Gerd Leonhard est bien réveillé, sur le qui-vive. Et il a, du moins professionnellement, une grande longueur d’avance. Son avis sur la révolution industrielle 4.0, ou la transition numérique, intéresse aussi bien les managers et les médias que les acteurs économiques tout autour du globe. Il passe ses journées à analyser l’impact des progrès technologiques sur nos vies. 

Le futurologue Gerd Leonhard

Monsieur Leonhard, avez-vous peur de l’avenir?

«Personnellement non. Je suis optimiste. Mais je suis bien conscient que tout le monde ne partage pas mon assurance et que, dans le monde réel, beaucoup d’individus ont peur de l’avenir. Au cours des deux dernières années, l’automatisation et la numérisation en ont amené beaucoup à penser: le futur ne va pas bien se passer, ça sera épouvantable!»

 

Né à Bonn, Gerd Leonhard a plus tard été musicien de jazz et actif au sein de start-up Internet aux Etats-Unis. Il est actuellement futurologue et humaniste. Il plaisante lui-même sur le fait qu’il n’est pas un scientifique du calibre d’Albert Einstein, mais plutôt de celui de Jimi Hendrix. Un expert talentueux dans sa discipline, il maîtrise également les éléments d’un bon show man.

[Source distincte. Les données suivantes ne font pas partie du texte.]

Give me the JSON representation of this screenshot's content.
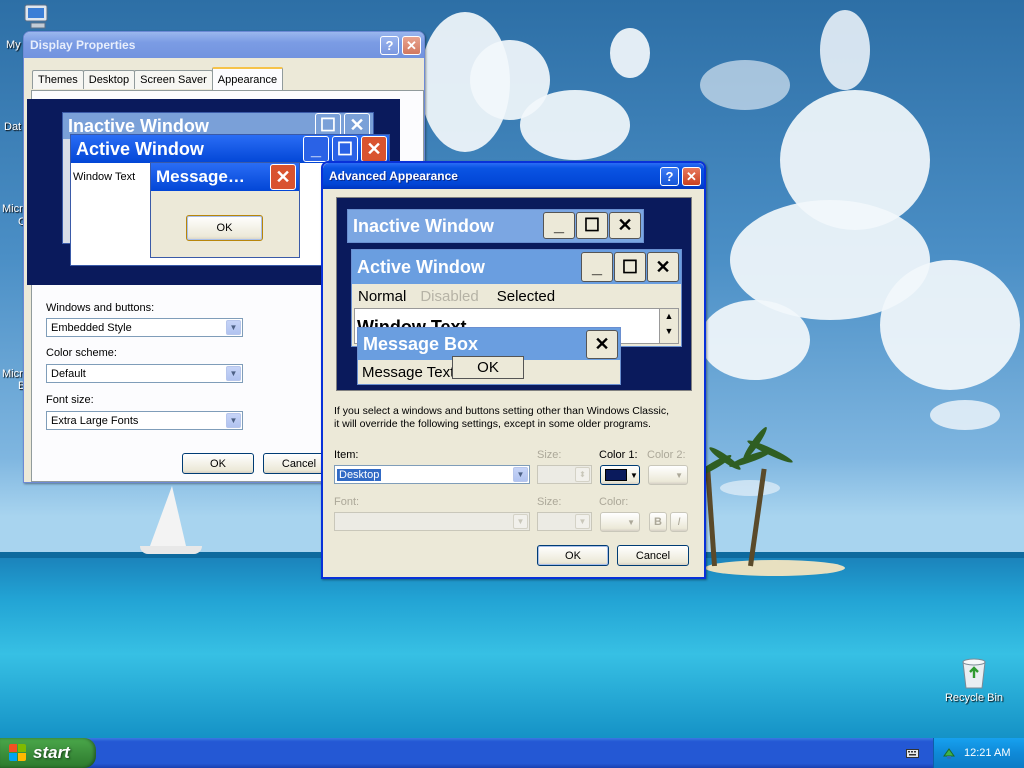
{
  "desktop": {
    "icons": [
      {
        "label": "Recycle Bin"
      }
    ],
    "partial_labels": [
      "My",
      "Dat",
      "Micro",
      "C",
      "Micro",
      "B"
    ]
  },
  "display_properties": {
    "title": "Display Properties",
    "tabs": [
      "Themes",
      "Desktop",
      "Screen Saver",
      "Appearance"
    ],
    "active_tab": "Appearance",
    "preview": {
      "inactive_title": "Inactive Window",
      "active_title": "Active Window",
      "window_text": "Window Text",
      "message_title": "Message…",
      "ok_label": "OK"
    },
    "windows_buttons_label": "Windows and buttons:",
    "windows_buttons_value": "Embedded Style",
    "color_scheme_label": "Color scheme:",
    "color_scheme_value": "Default",
    "font_size_label": "Font size:",
    "font_size_value": "Extra Large Fonts",
    "ok_label": "OK",
    "cancel_label": "Cancel"
  },
  "advanced_appearance": {
    "title": "Advanced Appearance",
    "preview": {
      "inactive_title": "Inactive Window",
      "active_title": "Active Window",
      "menu_normal": "Normal",
      "menu_disabled": "Disabled",
      "menu_selected": "Selected",
      "window_text": "Window Text",
      "message_title": "Message Box",
      "message_text": "Message Text",
      "ok_label": "OK"
    },
    "help_text_line1": "If you select a windows and buttons setting other than Windows Classic,",
    "help_text_line2": "it will override the following settings, except in some older programs.",
    "item_label": "Item:",
    "item_value": "Desktop",
    "size_label": "Size:",
    "color1_label": "Color 1:",
    "color2_label": "Color 2:",
    "font_label": "Font:",
    "font_size_label": "Size:",
    "font_color_label": "Color:",
    "bold_label": "B",
    "italic_label": "I",
    "ok_label": "OK",
    "cancel_label": "Cancel",
    "color1_swatch": "#0a1a5c"
  },
  "taskbar": {
    "start_label": "start",
    "clock": "12:21 AM"
  },
  "colors": {
    "xp_blue": "#0246d6",
    "start_green": "#3c8f3c",
    "desktop_preview_bg": "#0a1a5c",
    "preview_caption": "#6a9ee0"
  }
}
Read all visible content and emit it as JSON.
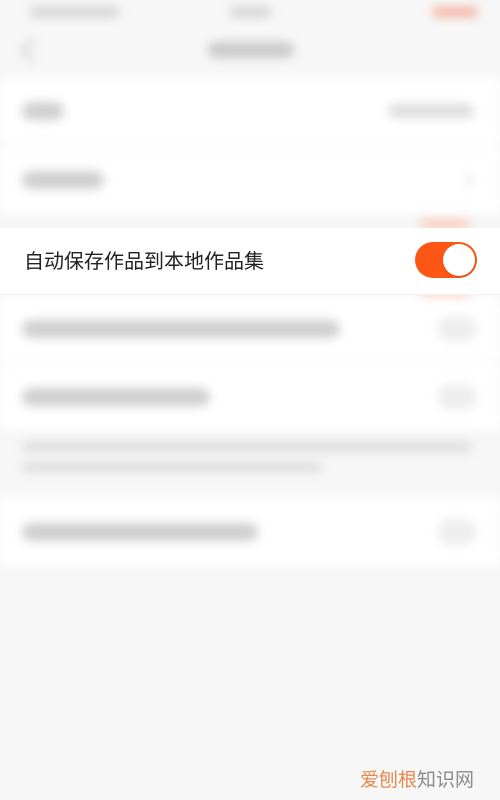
{
  "setting": {
    "label": "自动保存作品到本地作品集",
    "enabled": true
  },
  "watermark": {
    "brand": "爱刨根",
    "rest": "知识网"
  },
  "colors": {
    "accent": "#fe5614",
    "background": "#f7f7f7",
    "row_background": "#ffffff",
    "label_text": "#222222"
  },
  "icons": {
    "back": "chevron-left-icon",
    "row_arrow": "chevron-right-icon"
  }
}
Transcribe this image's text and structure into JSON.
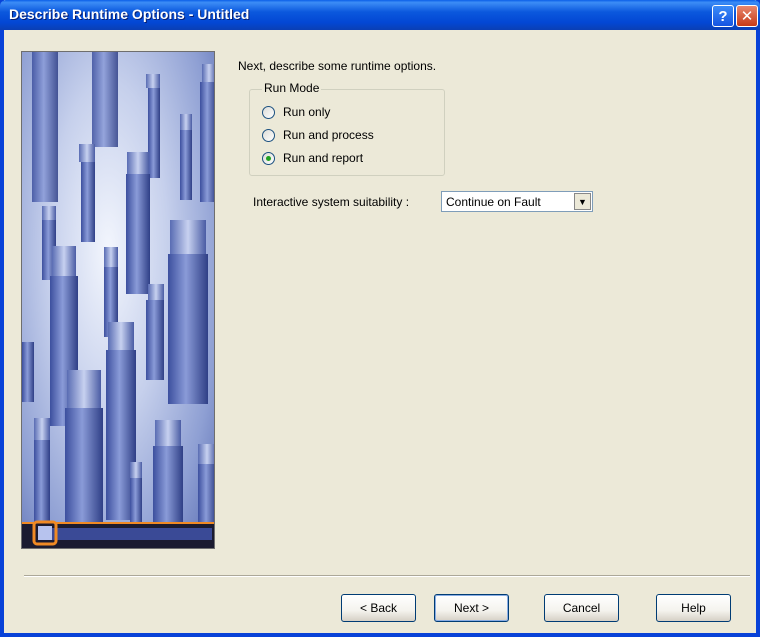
{
  "window": {
    "title": "Describe Runtime Options - Untitled"
  },
  "titlebar_buttons": {
    "help": "?",
    "close": "✕"
  },
  "instruction": "Next, describe some runtime options.",
  "run_mode": {
    "legend": "Run Mode",
    "options": [
      {
        "label": "Run only",
        "checked": false
      },
      {
        "label": "Run and process",
        "checked": false
      },
      {
        "label": "Run and report",
        "checked": true
      }
    ]
  },
  "suitability": {
    "label": "Interactive system suitability :",
    "value": "Continue on Fault"
  },
  "buttons": {
    "back": "< Back",
    "next": "Next >",
    "cancel": "Cancel",
    "help": "Help"
  },
  "colors": {
    "titlebar": "#0A5FE8",
    "dialog_bg": "#ECE9D8",
    "radio_dot": "#21A121",
    "banner_bar": "#F08A24"
  }
}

Le sermon de la numérisation 

Vêtu d’une chemise noire, de chaussures noires, d’un pantalon noir et d’une veste noire, le futurologue de 58 ans a été invité cet après-midi par Swisscom au World Trade Center de Zurich Oerlikon. Il se tient devant 400 spécialistes de la branche informatique pour discuter du thème de l’IoT, l’internet des objets.

 

Il marche de gauche à droite de la scène puis, de nouveau, de droite à gauche, à l’image des keynotes de Tim Cook ou d’autres gourous technologiques. Il présente des images et des messages sur l’écran et les accompagne de phrases telles que «l’intelligence artificielle (IA) est un outil fantastique, mais c’est aussi un maître abominable» ou «ces 20 prochaines années, notre société connaîtra une transformation encore plus importante qu’au cours des trois derniers siècles» ou encore «nous devons choisir entre le paradis et l’enfer».

Gerd Leonhard sur scène à l’occasion du Swisscom Digitalk.

Gerd Leonhard, autrefois étudiant en théologie, décrit d’une part la numérisation inévitable et exponentielle: «Les données sont le nouveau pétrole. L’intelligence artificielle la nouvelle électricité. Et l’IoT le nouveau système nerveux». D’autre part, le fils de forestier qui crie tout haut dans les bois ce que d’autres veulent (ou parfois ne préfèrent pas) entendre, fait office d’avertisseur dédié. La transformation totale est inévitable, c’est une chose certaine. Gerd Leonhard revendique que la technologie devrait avoir pour seule mission de contribuer au bonheur de l’être humain.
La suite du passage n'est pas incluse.